1.10.2007 meine kleine logopädische Praxis öffnet offiziell ihre Türen. 2006 habe ich meinen Bachelor of Health gemacht, damals war meine Tochter schon als kleiner Glücksbringer in meinem Bauch dabei. Ich habe mir dann aus der Elternzeit den Weg in meine Selbstständigkeit ebnen können. Im siebten und achten Semester meines Studiums habe ich als Werkstudentin in einer großen interdisziplinären Praxis in Neubrandenburg gearbeitet und schon wertvolle Erfahrungen sammeln können, aber immer unter Beobachtung und der Möglichkeit einer Rücksprache. Das Konzept der Praxis und die Zusammenarbeit von Logopädie, Ergo- und Physiotherapie haben mir schon damals sehr gefallen… vielleicht rührt daher mein Traum, selbst mal ein Therapiezentrum zu gründen.
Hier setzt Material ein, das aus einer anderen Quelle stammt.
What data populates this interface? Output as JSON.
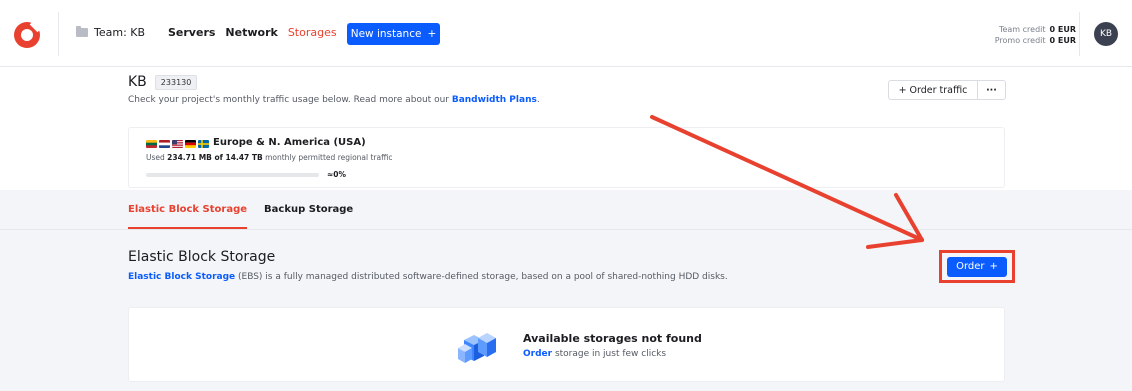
{
  "topbar": {
    "team_label": "Team: KB",
    "nav": [
      {
        "label": "Servers",
        "active": false
      },
      {
        "label": "Network",
        "active": false
      },
      {
        "label": "Storages",
        "active": true
      }
    ],
    "new_instance_label": "New instance",
    "team_credit_label": "Team credit",
    "team_credit_value": "0 EUR",
    "promo_credit_label": "Promo credit",
    "promo_credit_value": "0 EUR",
    "avatar_initials": "KB"
  },
  "project": {
    "name": "KB",
    "id": "233130",
    "desc_prefix": "Check your project's monthly traffic usage below. Read more about our ",
    "desc_link": "Bandwidth Plans",
    "desc_suffix": ".",
    "order_traffic_label": "Order traffic",
    "more_label": "···"
  },
  "region": {
    "name": "Europe & N. America (USA)",
    "used_prefix": "Used ",
    "used_value": "234.71 MB of 14.47 TB",
    "used_suffix": " monthly permitted regional traffic",
    "percent_text": "≈0%",
    "percent": 0,
    "flags": [
      "lithuania",
      "netherlands",
      "usa",
      "germany",
      "sweden"
    ]
  },
  "tabs": [
    {
      "label": "Elastic Block Storage",
      "active": true
    },
    {
      "label": "Backup Storage",
      "active": false
    }
  ],
  "section": {
    "title": "Elastic Block Storage",
    "desc_link": "Elastic Block Storage",
    "desc_rest": " (EBS) is a fully managed distributed software-defined storage, based on a pool of shared-nothing HDD disks.",
    "order_label": "Order"
  },
  "empty": {
    "title": "Available storages not found",
    "link": "Order",
    "rest": " storage in just few clicks"
  },
  "colors": {
    "accent": "#e8412f",
    "primary": "#0b5cff"
  }
}
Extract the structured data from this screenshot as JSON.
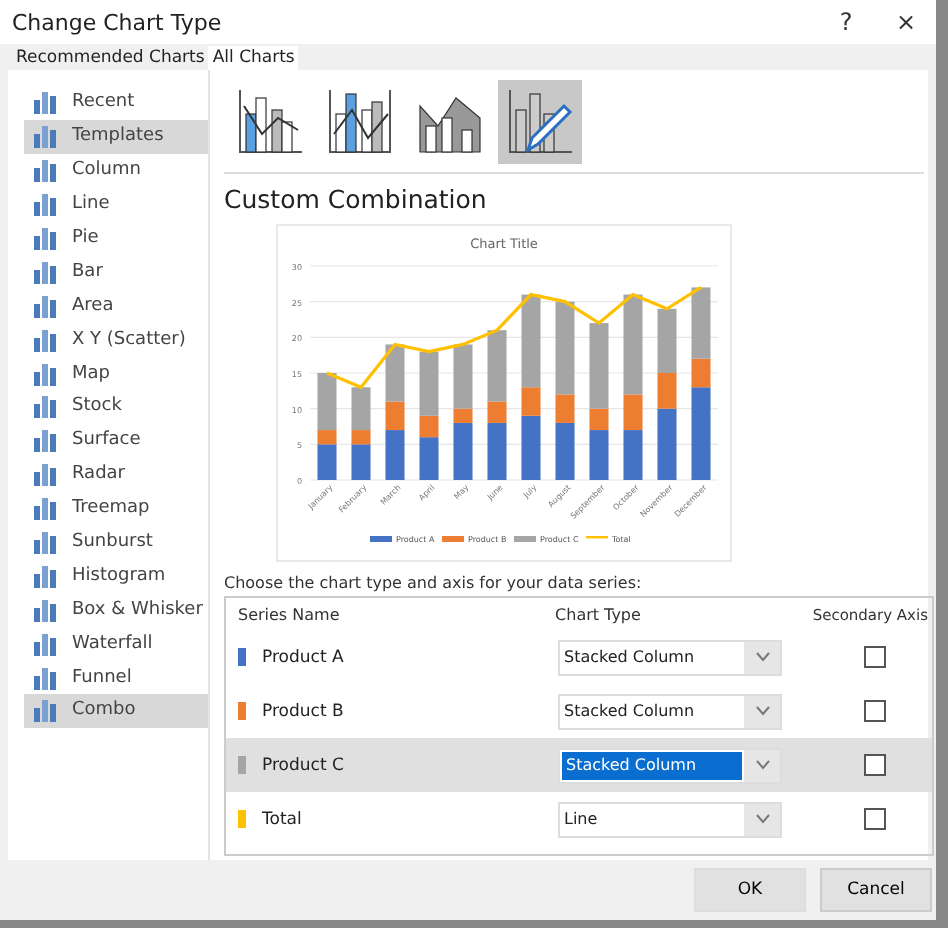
{
  "window": {
    "title": "Change Chart Type",
    "help": "?",
    "close": "×"
  },
  "tabs": [
    {
      "label": "Recommended Charts",
      "selected": false
    },
    {
      "label": "All Charts",
      "selected": true
    }
  ],
  "sidebar": {
    "items": [
      {
        "label": "Recent",
        "selected": false
      },
      {
        "label": "Templates",
        "selected": true
      },
      {
        "label": "Column",
        "selected": false
      },
      {
        "label": "Line",
        "selected": false
      },
      {
        "label": "Pie",
        "selected": false
      },
      {
        "label": "Bar",
        "selected": false
      },
      {
        "label": "Area",
        "selected": false
      },
      {
        "label": "X Y (Scatter)",
        "selected": false
      },
      {
        "label": "Map",
        "selected": false
      },
      {
        "label": "Stock",
        "selected": false
      },
      {
        "label": "Surface",
        "selected": false
      },
      {
        "label": "Radar",
        "selected": false
      },
      {
        "label": "Treemap",
        "selected": false
      },
      {
        "label": "Sunburst",
        "selected": false
      },
      {
        "label": "Histogram",
        "selected": false
      },
      {
        "label": "Box & Whisker",
        "selected": false
      },
      {
        "label": "Waterfall",
        "selected": false
      },
      {
        "label": "Funnel",
        "selected": false
      },
      {
        "label": "Combo",
        "selected": true
      }
    ]
  },
  "subtypes": [
    {
      "kind": "column-line",
      "selected": false
    },
    {
      "kind": "column-line-secondary",
      "selected": false
    },
    {
      "kind": "area-column",
      "selected": false
    },
    {
      "kind": "custom",
      "selected": true
    }
  ],
  "heading": "Custom Combination",
  "preview": {
    "chart_data": {
      "type": "bar",
      "stacked": true,
      "title": "Chart Title",
      "categories": [
        "January",
        "February",
        "March",
        "April",
        "May",
        "June",
        "July",
        "August",
        "September",
        "October",
        "November",
        "December"
      ],
      "series": [
        {
          "name": "Product A",
          "color": "#4472c4",
          "values": [
            5,
            5,
            7,
            6,
            8,
            8,
            9,
            8,
            7,
            7,
            10,
            13
          ]
        },
        {
          "name": "Product B",
          "color": "#ed7d31",
          "values": [
            2,
            2,
            4,
            3,
            2,
            3,
            4,
            4,
            3,
            5,
            5,
            4
          ]
        },
        {
          "name": "Product C",
          "color": "#a5a5a5",
          "values": [
            8,
            6,
            8,
            9,
            9,
            10,
            13,
            13,
            12,
            14,
            9,
            10
          ]
        },
        {
          "name": "Total",
          "color": "#ffc000",
          "type": "line",
          "values": [
            15,
            13,
            19,
            18,
            19,
            21,
            26,
            25,
            22,
            26,
            24,
            27
          ]
        }
      ],
      "ylim": [
        0,
        30
      ],
      "yticks": [
        0,
        5,
        10,
        15,
        20,
        25,
        30
      ],
      "grid": true,
      "legend": true
    }
  },
  "series_table": {
    "prompt": "Choose the chart type and axis for your data series:",
    "columns": [
      "Series Name",
      "Chart Type",
      "Secondary Axis"
    ],
    "rows": [
      {
        "name": "Product A",
        "color": "#4472c4",
        "chart_type": "Stacked Column",
        "secondary_axis": false,
        "selected": false
      },
      {
        "name": "Product B",
        "color": "#ed7d31",
        "chart_type": "Stacked Column",
        "secondary_axis": false,
        "selected": false
      },
      {
        "name": "Product C",
        "color": "#a5a5a5",
        "chart_type": "Stacked Column",
        "secondary_axis": false,
        "selected": true
      },
      {
        "name": "Total",
        "color": "#ffc000",
        "chart_type": "Line",
        "secondary_axis": false,
        "selected": false
      }
    ]
  },
  "buttons": [
    {
      "label": "OK",
      "default": true
    },
    {
      "label": "Cancel",
      "default": false
    }
  ]
}
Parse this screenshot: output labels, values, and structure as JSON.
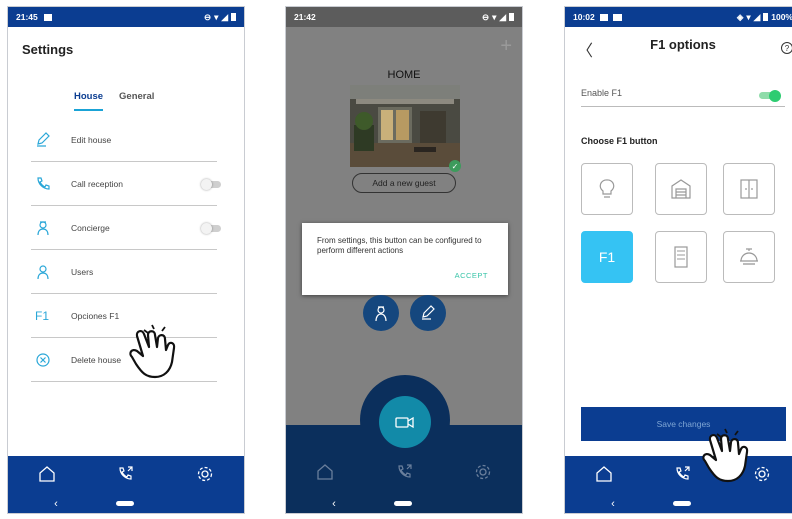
{
  "phone1": {
    "status_time": "21:45",
    "title": "Settings",
    "tabs": [
      "House",
      "General"
    ],
    "rows": [
      {
        "label": "Edit house",
        "icon": "edit-icon"
      },
      {
        "label": "Call reception",
        "icon": "phone-icon",
        "toggle": "off"
      },
      {
        "label": "Concierge",
        "icon": "concierge-icon",
        "toggle": "off"
      },
      {
        "label": "Users",
        "icon": "user-icon"
      },
      {
        "label": "Opciones F1",
        "icon": "f1-icon",
        "icon_text": "F1"
      },
      {
        "label": "Delete house",
        "icon": "delete-icon"
      }
    ]
  },
  "phone2": {
    "status_time": "21:42",
    "home_title": "HOME",
    "add_guest": "Add a new guest",
    "dialog_message": "From settings, this button can be configured to perform different actions",
    "dialog_action": "ACCEPT"
  },
  "phone3": {
    "status_time": "10:02",
    "status_battery": "100%",
    "title": "F1 options",
    "help": "?",
    "enable_label": "Enable F1",
    "enable_on": true,
    "choose_label": "Choose F1 button",
    "selected_tile": "F1",
    "save_label": "Save changes"
  },
  "colors": {
    "primary": "#0b3d91",
    "accent": "#35c3f3",
    "toggle_on": "#2ecc71",
    "accept": "#38c4a8"
  }
}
Der Einstieg in die Selbstständigkeit hatte dann aber doch ein ganz anderes Kaliber, als die Arbeit als Werkstudentin. Wenn ich mich durch das Studium in Rostock in der Theorie sehr gut vorbereitet gefühlt habe, war es mit dem Einstieg in die Selbstständigkeit doch ein Sprung ins kalte Wasser. Bei der Vorbereitung hat mir meine Mitgliedschaft im dbl (Deutscher Bundesverband für Logopädie e.V.) sehr geholfen. Es gab Leitfäden mit all den Dingen die zu erledigen sind und den Rest habe ich in Ämtern erfragt, oder im Netz recherchiert. Es gibt einige Verbände in Deutschland und ich kann es jedem empfehlen, ob in der Ausbildung, dem Studium oder bereits im Beruf, sich einem Verband anzuschließen.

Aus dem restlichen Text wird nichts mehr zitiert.